El jefe del Ejecutivo del estado australiano de Victoria, Daniel Andrews, cuya capital es Melbourne, ha anunciado la medida con el objetivo de controlar la expansión de los nuevos contagios, que este martes registraron en esta jurisdicción 191 nuevos casos, la mayoría por contagios locales y al menos 37 vinculados a focos desconocidos.
Andrews, cuyo gobierno ya impuso medidas drásticas durante la parte más dura de la pandemia en Australia, también ha anunciado el reconfinamiento del municipio de Mitchell, situado a 77 kilómetros de la ciudad, por el alto número de infecciones en esa área rural. Las restricciones afectan a toda el área metropolitana de Melbourne, con una treintena de zonas.

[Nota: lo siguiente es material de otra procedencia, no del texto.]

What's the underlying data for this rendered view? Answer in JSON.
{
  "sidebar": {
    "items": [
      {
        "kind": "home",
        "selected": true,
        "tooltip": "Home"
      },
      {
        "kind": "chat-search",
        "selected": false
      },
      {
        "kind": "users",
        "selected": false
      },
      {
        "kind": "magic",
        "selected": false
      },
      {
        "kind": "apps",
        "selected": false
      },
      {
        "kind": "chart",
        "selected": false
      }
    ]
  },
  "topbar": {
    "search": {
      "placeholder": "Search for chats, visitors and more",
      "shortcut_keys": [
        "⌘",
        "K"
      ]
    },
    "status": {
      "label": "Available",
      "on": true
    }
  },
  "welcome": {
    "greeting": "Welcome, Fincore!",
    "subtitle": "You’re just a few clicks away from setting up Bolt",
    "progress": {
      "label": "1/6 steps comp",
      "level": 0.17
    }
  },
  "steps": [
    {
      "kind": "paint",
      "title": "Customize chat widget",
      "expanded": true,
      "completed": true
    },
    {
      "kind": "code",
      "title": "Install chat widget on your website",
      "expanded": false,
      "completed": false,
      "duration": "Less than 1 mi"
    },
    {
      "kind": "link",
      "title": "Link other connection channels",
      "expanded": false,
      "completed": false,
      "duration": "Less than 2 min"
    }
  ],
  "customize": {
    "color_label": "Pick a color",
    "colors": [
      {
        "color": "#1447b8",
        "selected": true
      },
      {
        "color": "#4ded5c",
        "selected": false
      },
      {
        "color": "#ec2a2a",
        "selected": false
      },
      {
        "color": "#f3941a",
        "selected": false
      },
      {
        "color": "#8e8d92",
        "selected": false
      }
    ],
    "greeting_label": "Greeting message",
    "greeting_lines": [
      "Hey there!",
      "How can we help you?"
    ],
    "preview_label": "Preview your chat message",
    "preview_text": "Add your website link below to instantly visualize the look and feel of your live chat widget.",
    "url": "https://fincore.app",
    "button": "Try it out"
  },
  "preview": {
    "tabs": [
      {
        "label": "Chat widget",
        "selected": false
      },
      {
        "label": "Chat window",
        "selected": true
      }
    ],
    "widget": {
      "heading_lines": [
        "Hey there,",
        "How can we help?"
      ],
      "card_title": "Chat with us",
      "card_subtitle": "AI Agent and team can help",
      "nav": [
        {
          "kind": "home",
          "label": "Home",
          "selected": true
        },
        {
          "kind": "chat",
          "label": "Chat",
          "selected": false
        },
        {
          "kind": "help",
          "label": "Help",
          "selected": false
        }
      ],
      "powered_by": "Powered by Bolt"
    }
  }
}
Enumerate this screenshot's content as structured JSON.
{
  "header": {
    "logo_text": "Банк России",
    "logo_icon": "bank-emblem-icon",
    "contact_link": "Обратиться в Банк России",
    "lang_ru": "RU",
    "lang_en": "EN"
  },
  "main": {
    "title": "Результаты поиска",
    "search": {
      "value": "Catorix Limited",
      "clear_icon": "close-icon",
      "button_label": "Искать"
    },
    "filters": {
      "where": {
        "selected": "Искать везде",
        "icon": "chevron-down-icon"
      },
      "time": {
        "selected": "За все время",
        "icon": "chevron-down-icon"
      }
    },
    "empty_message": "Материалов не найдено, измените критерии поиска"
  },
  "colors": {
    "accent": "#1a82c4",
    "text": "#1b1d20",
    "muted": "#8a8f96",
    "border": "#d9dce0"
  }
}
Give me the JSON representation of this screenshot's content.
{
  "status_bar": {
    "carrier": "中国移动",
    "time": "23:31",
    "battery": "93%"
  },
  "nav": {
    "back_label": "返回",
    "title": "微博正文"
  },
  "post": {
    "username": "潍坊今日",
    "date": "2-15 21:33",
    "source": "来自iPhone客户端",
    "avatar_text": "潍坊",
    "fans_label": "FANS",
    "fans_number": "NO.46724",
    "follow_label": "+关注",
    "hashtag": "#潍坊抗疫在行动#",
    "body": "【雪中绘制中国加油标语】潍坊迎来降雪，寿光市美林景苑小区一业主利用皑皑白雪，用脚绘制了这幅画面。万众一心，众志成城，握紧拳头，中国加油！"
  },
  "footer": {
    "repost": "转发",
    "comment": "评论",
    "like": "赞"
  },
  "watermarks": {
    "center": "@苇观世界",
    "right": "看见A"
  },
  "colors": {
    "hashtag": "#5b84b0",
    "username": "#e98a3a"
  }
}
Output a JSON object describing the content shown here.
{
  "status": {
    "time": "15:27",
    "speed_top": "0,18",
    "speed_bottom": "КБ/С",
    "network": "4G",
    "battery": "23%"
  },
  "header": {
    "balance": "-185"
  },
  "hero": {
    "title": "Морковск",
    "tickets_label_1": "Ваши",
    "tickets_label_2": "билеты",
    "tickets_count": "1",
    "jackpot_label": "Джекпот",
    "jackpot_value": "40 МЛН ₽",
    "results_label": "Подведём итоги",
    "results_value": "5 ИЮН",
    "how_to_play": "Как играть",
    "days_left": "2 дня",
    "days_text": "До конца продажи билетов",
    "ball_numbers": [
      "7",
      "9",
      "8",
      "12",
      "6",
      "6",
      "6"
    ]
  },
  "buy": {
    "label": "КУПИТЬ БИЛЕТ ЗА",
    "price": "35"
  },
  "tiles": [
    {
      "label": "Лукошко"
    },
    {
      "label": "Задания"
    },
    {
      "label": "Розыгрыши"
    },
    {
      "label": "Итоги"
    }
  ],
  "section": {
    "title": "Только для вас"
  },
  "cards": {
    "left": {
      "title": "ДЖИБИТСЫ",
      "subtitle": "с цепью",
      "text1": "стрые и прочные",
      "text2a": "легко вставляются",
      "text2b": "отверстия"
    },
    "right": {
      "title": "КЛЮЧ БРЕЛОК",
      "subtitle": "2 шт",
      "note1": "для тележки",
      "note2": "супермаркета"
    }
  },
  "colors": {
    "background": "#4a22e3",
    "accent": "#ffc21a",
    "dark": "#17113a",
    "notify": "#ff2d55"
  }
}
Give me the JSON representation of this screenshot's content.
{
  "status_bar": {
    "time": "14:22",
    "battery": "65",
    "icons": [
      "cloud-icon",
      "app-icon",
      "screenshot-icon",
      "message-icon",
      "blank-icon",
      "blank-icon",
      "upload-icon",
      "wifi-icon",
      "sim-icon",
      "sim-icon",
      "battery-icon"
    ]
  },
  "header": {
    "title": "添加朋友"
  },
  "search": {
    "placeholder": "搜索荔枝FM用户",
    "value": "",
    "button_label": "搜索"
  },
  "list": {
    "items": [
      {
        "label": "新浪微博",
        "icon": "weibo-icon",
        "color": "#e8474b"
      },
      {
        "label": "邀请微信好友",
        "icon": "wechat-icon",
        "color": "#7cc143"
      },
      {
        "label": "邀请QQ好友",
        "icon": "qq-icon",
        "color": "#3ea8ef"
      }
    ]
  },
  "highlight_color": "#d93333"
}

Solo se podrá salir de casa por cuatro razones: comprar comida y suministros, atención médica, trabajar o hacer ejercicio. Hasta este martes, había una orden de quedarse en casa solo para una decena de códigos postales de Melbourne.
El político ha recalcado que los habitantes de Victoria deben “ser realistas acerca de las circunstancias que afrontamos. Tenemos que ser claros entre nosotros de que esto no ha terminado. Fingir que ha pasado porque así lo queremos no es la respuesta. Eso es parte del problema”.
Las autoridades anunciaron este lunes el cierre de las fronteras entre los estados australianos de Victoria y Nueva Gales del Sur, los más poblados y los principales motores económicos del país, por primera vez en 100 años y que entra en vigor esta medianoche.